Platform integration
All of the efforts are continually focused on improving the relevancy of customer engagement. They are not afraid to experiment to see what works and what doesn’t.
Each social media platform has its primary objectives … with some flexibility and adaptability maintained.
The strategy sets a goal of linking and losing integration of all the platform efforts.
Look around the corners
Whole Foods may be full of surprises, but the company does not like to be surprised. They like to look around the corner to attend to all the little details and address any issues that may arise. The company looks ahead to see how customers will reach the page, how they will navigate the site, and how a customer’s experience may change five months from now. It also tries to anticipate and plan for incidents in which someone doesn’t like a particular product or project and takes them to task for it. In other words, the company plans for all scenarios.
Be authentic
Rule No. 1 in social media is to be genuine and transparent, so this precept is not breaking any new ground. What is crucial here specifically for Whole Foods is that they remain true to the brand–they started with their food culture, so each social media team is expected to be centered around food when engaging through social media.
Build coalitions
Internal, collaboration is key in inventing, planning, and executing any projects or campaigns. Every department–including legal, the call center, communications, PR, managers, and executives–must be on board. The magic of social media is that you can recognize the opportunity quickly. The challenge is in responding just as quickly. Without a coordinated effort and buy-in, you quickly lose momentum.
Make Twitter a key platform
To see what’s going on with your brand in real-time, plug into Twitter, where things tend to go viral fastest. Real-time monitoring increases your response time to what people are saying about your brand, negative or positive. In addition, it provides early notice of any opportunities that arise–any given second, any given day.
Their Twitter accounts are used primarily as a customer service tool … responding to individual customer questions and requests. They have several niche Twitter accounts for such special topics as wine and cheese, as well as accounts for most of the local stores.

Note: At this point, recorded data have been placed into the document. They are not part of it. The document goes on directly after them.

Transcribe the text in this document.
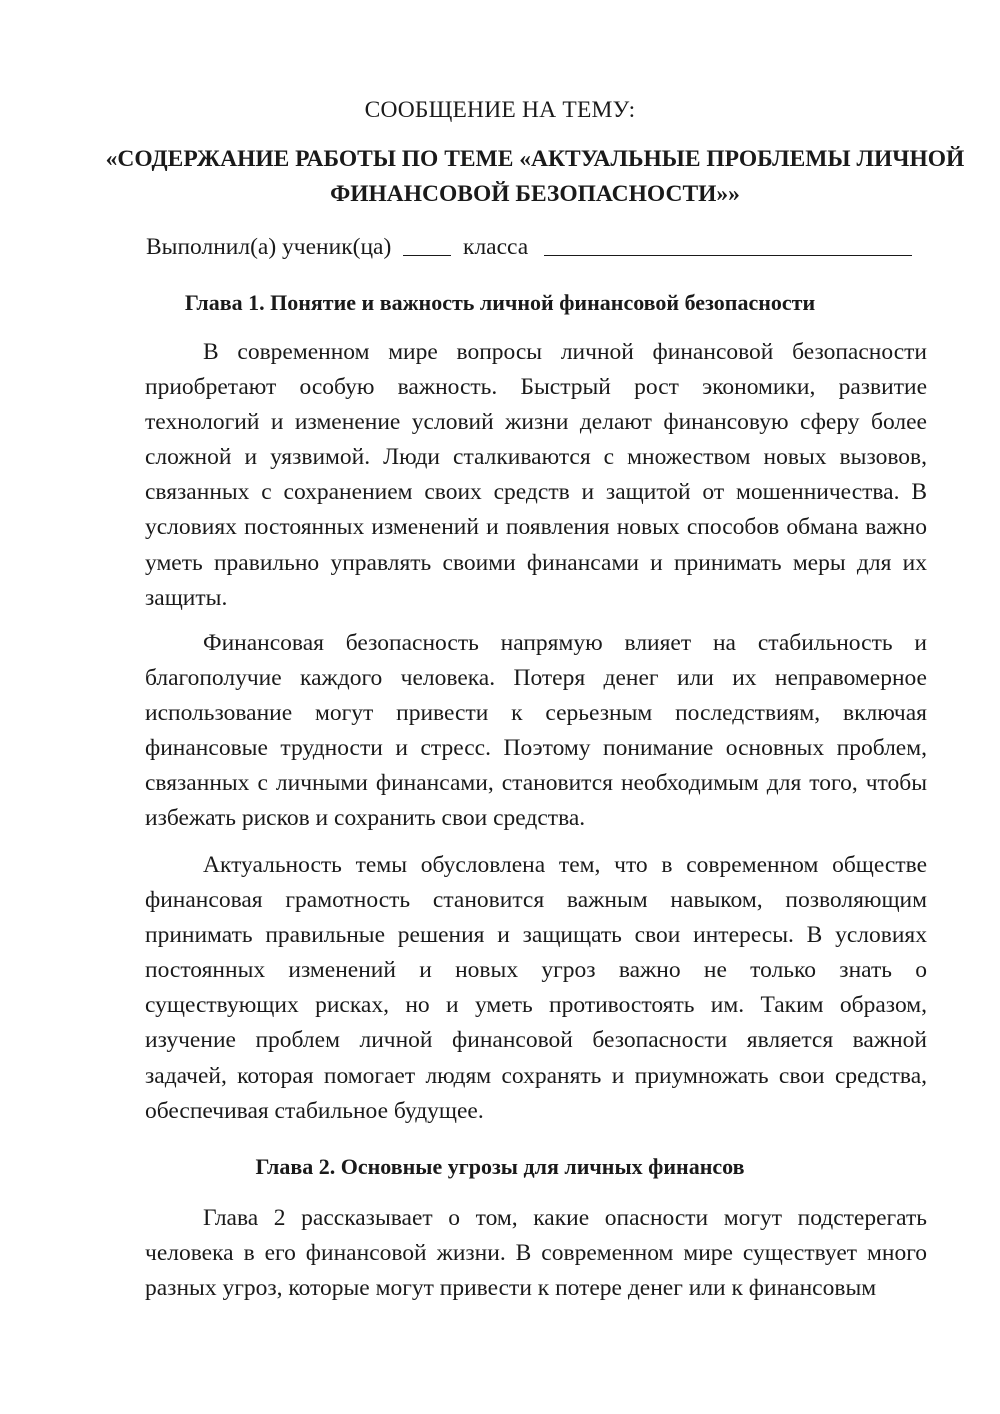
СООБЩЕНИЕ НА ТЕМУ:
«СОДЕРЖАНИЕ РАБОТЫ ПО ТЕМЕ «АКТУАЛЬНЫЕ ПРОБЛЕМЫ ЛИЧНОЙ ФИНАНСОВОЙ БЕЗОПАСНОСТИ»»
Выполнил(а) ученик(ца)	класса
Глава 1. Понятие и важность личной финансовой безопасности

В современном мире вопросы личной финансовой безопасности приобретают особую важность. Быстрый рост экономики, развитие технологий и изменение условий жизни делают финансовую сферу более сложной и уязвимой. Люди сталкиваются с множеством новых вызовов, связанных с сохранением своих средств и защитой от мошенничества. В условиях постоянных изменений и появления новых способов обмана важно уметь правильно управлять своими финансами и принимать меры для их защиты.

Финансовая безопасность напрямую влияет на стабильность и благополучие каждого человека. Потеря денег или их неправомерное использование могут привести к серьезным последствиям, включая финансовые трудности и стресс. Поэтому понимание основных проблем, связанных с личными финансами, становится необходимым для того, чтобы избежать рисков и сохранить свои средства.

Актуальность темы обусловлена тем, что в современном обществе финансовая грамотность становится важным навыком, позволяющим принимать правильные решения и защищать свои интересы. В условиях постоянных изменений и новых угроз важно не только знать о существующих рисках, но и уметь противостоять им. Таким образом, изучение проблем личной финансовой безопасности является важной задачей, которая помогает людям сохранять и приумножать свои средства, обеспечивая стабильное будущее.

Глава 2. Основные угрозы для личных финансов

Глава 2 рассказывает о том, какие опасности могут подстерегать человека в его финансовой жизни. В современном мире существует много разных угроз, которые могут привести к потере денег или к финансовым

Focus on the four response message strategies
Whenever Whole Foods identifies a problem or opportunity, it responds in one or more of the following four ways:
Amplify: As trends are identified, or something its customers seem to like, Whole Foods amplifies whatever it is to help bring it to the surface and increase visibility and enthusiasm.
Context-of: By context-ifying its messages, Whole Foods makes sure customers fully understand.
Change: If it’s broken, fix it. Whole Foods likes to actively solicit constructive criticism and ideas to improve its business and gather suggestions for products, services, and projects. They are not afraid of adaptation or change.
Ignore: You gotta respond? No, sometimes it’s best to ignore, especially when it appears you’re being provoked into a response or fight. It’s easier to ignore things when you can put them into their proper context. For example, if your primary critics are a Facebook Group with 150 members out of the 400 million-plus Facebook accounts, you have little to worry about.
Take chances, but “be mostly right”
All of Whole Foods’ social media teams were scrappy, savvy, and confident from the very beginning. They succeeded by asking for forgiveness, not permission, and by “being mostly right.” If you’re transparent and do mostly right, the social media space is very forgiving.